As Jane Roach writes in God’s Mysterious Ways: Embracing God’s Providence in Esther, there are several practical implications for our lives when we learn to trust God’s providences, such as a way to battle fear, to wait with contentment for God’s will to be revealed, to live joyfully through trials because God’s purposes are for our good, to shore us up when the world’s naysayers want to bring us down, to broaden our view of eternity so that hope in him exceeds all worry or anxiety about the future.
Esther is gone. Xerxes is gone, along with his scepter. Persia is gone; the opulence of the courtyards and the memories of the officials are lost to oblivion. But this window into their world has graciously been opened for us by the Holy Spirit to mark the sovereign actions of God’s hand as he brought about the saving of his people from the wicked deeds of a tyrant and his minions.
We are here now. You, and me. In our places, our churches, our work stations, our classrooms, our neighborhoods, our kitchens, amidst our blur of entertainment and worries. Yet despite the roll of time, His purposes never change. God is still as intent today upon drawing together his elect and making us more like Christ as he was for the believers in the first century. This big picture work sometimes involves our pain and suffering. Sometimes not. Sometimes it happens to someone else. Sometimes we’re not even aware of it. But it’s happening.

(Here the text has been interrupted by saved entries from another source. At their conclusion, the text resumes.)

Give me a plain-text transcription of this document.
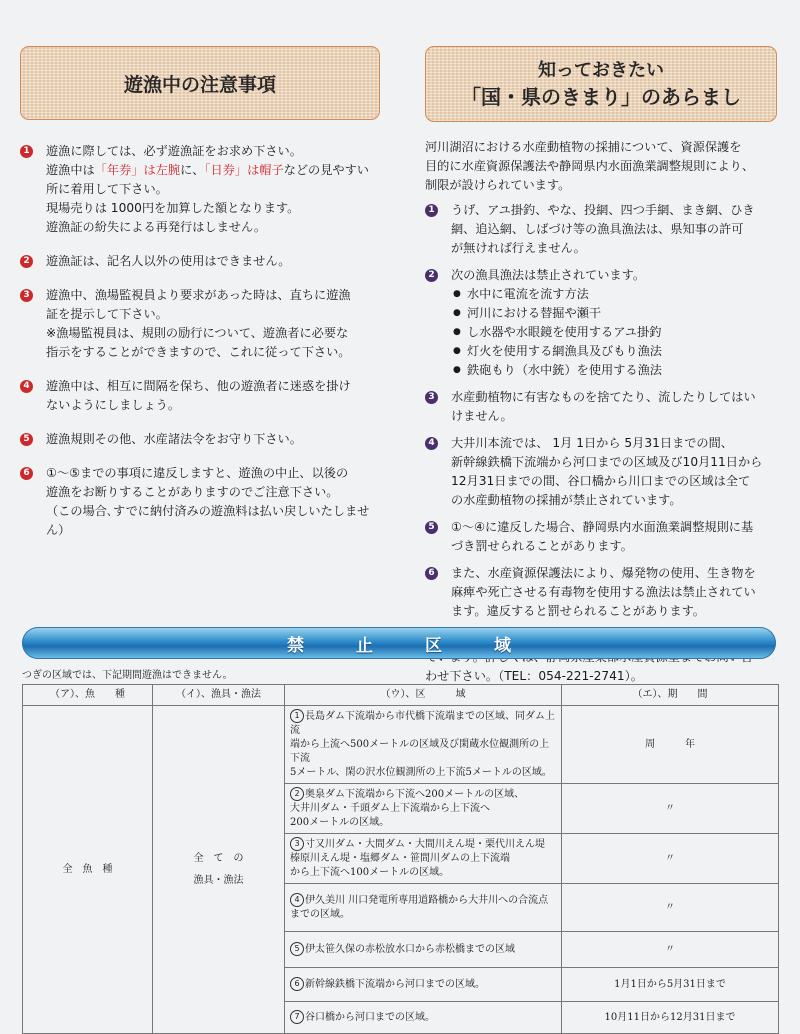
遊漁中の注意事項
知っておきたい
「国・県のきまり」のあらまし
1 遊漁に際しては、必ず遊漁証をお求め下さい。
遊漁中は「年券」は左腕に、「日券」は帽子などの見やすい
所に着用して下さい。
現場売りは 1000円を加算した額となります。
遊漁証の紛失による再発行はしません。
2 遊漁証は、記名人以外の使用はできません。
3 遊漁中、漁場監視員より要求があった時は、直ちに遊漁
証を提示して下さい。
※漁場監視員は、規則の励行について、遊漁者に必要な
指示をすることができますので、これに従って下さい。
4 遊漁中は、相互に間隔を保ち、他の遊漁者に迷惑を掛け
ないようにしましょう。
5 遊漁規則その他、水産諸法令をお守り下さい。
6 ①～⑤までの事項に違反しますと、遊漁の中止、以後の
遊漁をお断りすることがありますのでご注意下さい。
（この場合､すでに納付済みの遊漁料は払い戻しいたしません）
河川湖沼における水産動植物の採捕について、資源保護を
目的に水産資源保護法や静岡県内水面漁業調整規則により、
制限が設けられています。
1 うげ、アユ掛釣、やな、投網、四つ手網、まき網、ひき
網、追込網、しばづけ等の漁具漁法は、県知事の許可
が無ければ行えません。
2 次の漁具漁法は禁止されています。
● 水中に電流を流す方法
● 河川における替掘や瀬干
● し水器や水眼鏡を使用するアユ掛釣
● 灯火を使用する網漁具及びもり漁法
● 鉄砲もり（水中銃）を使用する漁法
3 水産動植物に有害なものを捨てたり、流したりしてはい
けません。
4 大井川本流では、 1月 1日から 5月31日までの間、
新幹線鉄橋下流端から河口までの区域及び10月11日から
12月31日までの間、谷口橋から川口までの区域は全て
の水産動植物の採捕が禁止されています。
5 ①～④に違反した場合、静岡県内水面漁業調整規則に基
づき罰せられることがあります。
6 また、水産資源保護法により、爆発物の使用、生き物を
麻痺や死亡させる有毒物を使用する漁法は禁止されてい
ます。違反すると罰せられることがあります。
わせ下さい。（TEL：054-221-2741）。
禁止区域
つぎの区域では、下記期間遊漁はできません。
（ア）、魚　　種	（イ）、漁具・漁法	（ウ）、区　　　域	（エ）、期　　間
全　魚　種	全　て　の
漁具・漁法	1 長島ダム下流端から市代橋下流端までの区域、同ダム上流
端から上流へ500メートルの区域及び閑蔵水位観測所の上下流
5メートル、閑の沢水位観測所の上下流5メートルの区域。	周　　　年

		2 奥泉ダム下流端から下流へ200メートルの区域、
大井川ダム・千頭ダム上下流端から上下流へ
200メートルの区域。	〃

		3 寸又川ダム・大間ダム・大間川えん堤・栗代川えん堤
榛原川えん堤・塩郷ダム・笹間川ダムの上下流端
から上下流へ100メートルの区域。	〃

		4 伊久美川 川口発電所専用道路橋から大井川への合流点
までの区域。	〃

		5 伊太笹久保の赤松放水口から赤松橋までの区域	〃

		6 新幹線鉄橋下流端から河口までの区域。	1月1日から5月31日まで

		7 谷口橋から河口までの区域。	10月11日から12月31日まで
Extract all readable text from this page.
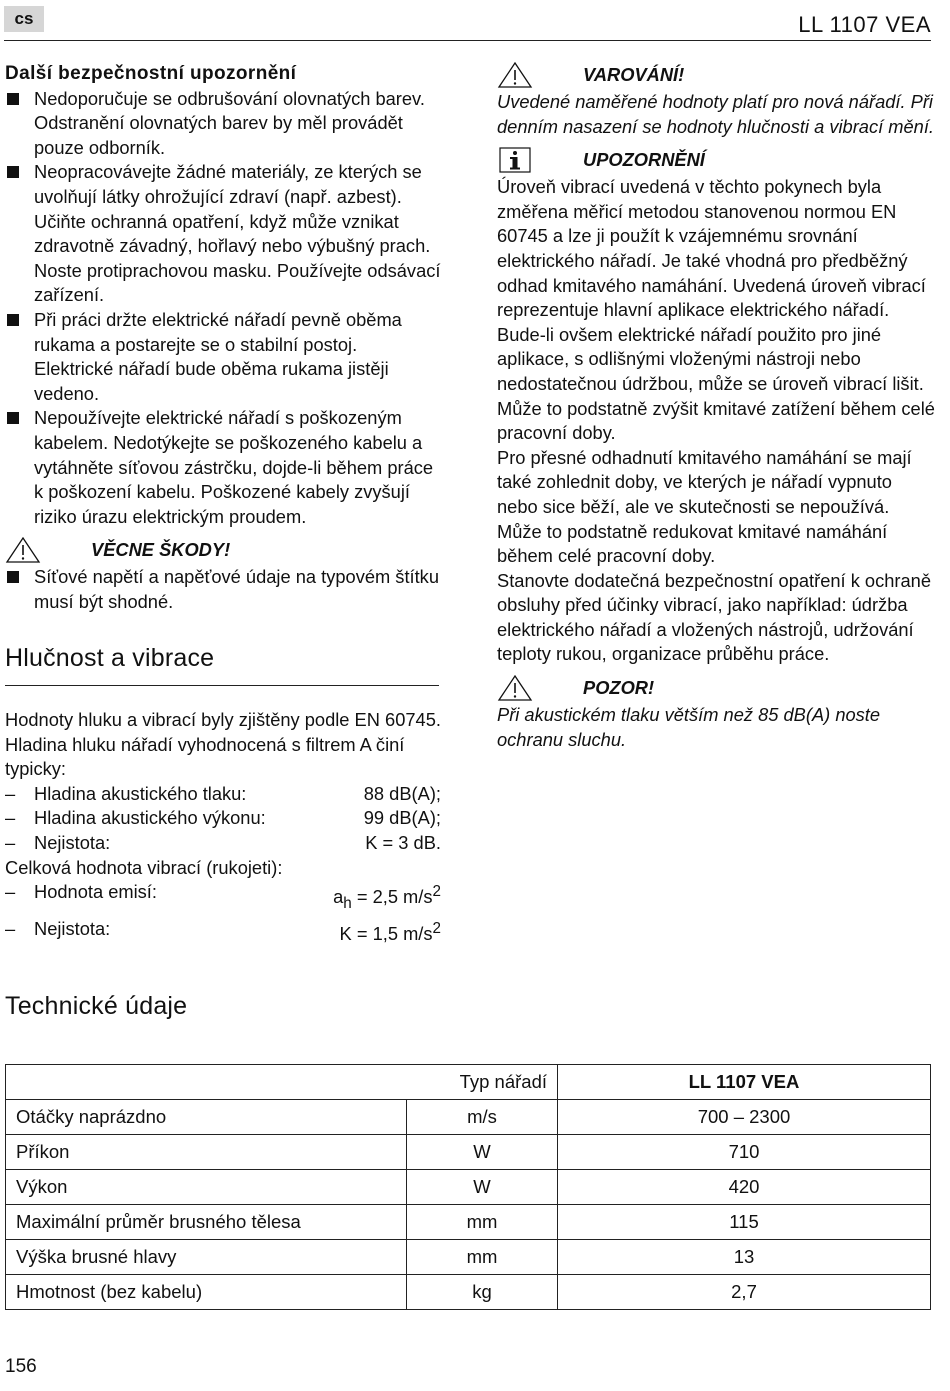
cs	LL 1107 VEA
Další bezpečnostní upozornění
Nedoporučuje se odbrušování olovnatých barev. Odstranění olovnatých barev by měl provádět pouze odborník.
Neopracovávejte žádné materiály, ze kterých se uvolňují látky ohrožující zdraví (např. azbest). Učiňte ochranná opatření, když může vznikat zdravotně závadný, hořlavý nebo výbušný prach. Noste protiprachovou masku. Používejte odsávací zařízení.
Při práci držte elektrické nářadí pevně oběma rukama a postarejte se o stabilní postoj. Elektrické nářadí bude oběma rukama jistěji vedeno.
Nepoužívejte elektrické nářadí s poškozeným kabelem. Nedotýkejte se poškozeného kabelu a vytáhněte síťovou zástrčku, dojde-li během práce k poškození kabelu. Poškozené kabely zvyšují riziko úrazu elektrickým proudem.
VĚCNE ŠKODY!
Síťové napětí a napěťové údaje na typovém štítku musí být shodné.
Hlučnost a vibrace

Hodnoty hluku a vibrací byly zjištěny podle EN 60745.

Hladina hluku nářadí vyhodnocená s filtrem A činí typicky:

–	Hladina akustického tlaku:	88 dB(A);
–	Hladina akustického výkonu:	99 dB(A);
–	Nejistota:	K = 3 dB.

Celková hodnota vibrací (rukojeti):

–	Hodnota emisí:	$a_h = 2,5$ $m/s^2$
–	Nejistota:	K = 1,5 $m/s^2$
VAROVÁNÍ!

Uvedené naměřené hodnoty platí pro nová nářadí. Při denním nasazení se hodnoty hlučnosti a vibrací mění.

UPOZORNĚNÍ

Úroveň vibrací uvedená v těchto pokynech byla změřena měřicí metodou stanovenou normou EN 60745 a lze ji použít k vzájemnému srovnání elektrického nářadí. Je také vhodná pro předběžný odhad kmitavého namáhání. Uvedená úroveň vibrací reprezentuje hlavní aplikace elektrického nářadí. Bude-li ovšem elektrické nářadí použito pro jiné aplikace, s odlišnými vloženými nástroji nebo nedostatečnou údržbou, může se úroveň vibrací lišit. Může to podstatně zvýšit kmitavé zatížení během celé pracovní doby.

Pro přesné odhadnutí kmitavého namáhání se mají také zohlednit doby, ve kterých je nářadí vypnuto nebo sice běží, ale ve skutečnosti se nepoužívá. Může to podstatně redukovat kmitavé namáhání během celé pracovní doby.

Stanovte dodatečná bezpečnostní opatření k ochraně obsluhy před účinky vibrací, jako například: údržba elektrického nářadí a vložených nástrojů, udržování teploty rukou, organizace průběhu práce.

POZOR!

Při akustickém tlaku větším než 85 dB(A) noste ochranu sluchu.

Technické údaje
	Typ nářadí	LL 1107 VEA
Otáčky naprázdno	m/s	700 – 2300
Příkon	W	710
Výkon	W	420
Maximální průměr brusného tělesa	mm	115
Výška brusné hlavy	mm	13
Hmotnost (bez kabelu)	kg	2,7
156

Do you trust him? Do you trust that his providence toward you includes a multitude of human actions, all coordinating in tandem to bring about the timely circumstances of your life? Think back through your day, your week, your year. When those Aha! moments occurred, how could you have seen differently the events that led up to it in order to more fully appreciate the mysterious workings of God in the instant, in the now? Does your trust in God reflect that anticipation?
Will you hold dear to your heart the treasure that is God’s providence, willingly letting him turn your heart where he desires it to go, since he knows what is the very best for you?
* Personal notes from the audio and the published transcript both significantly influenced my thinking as I developed this post.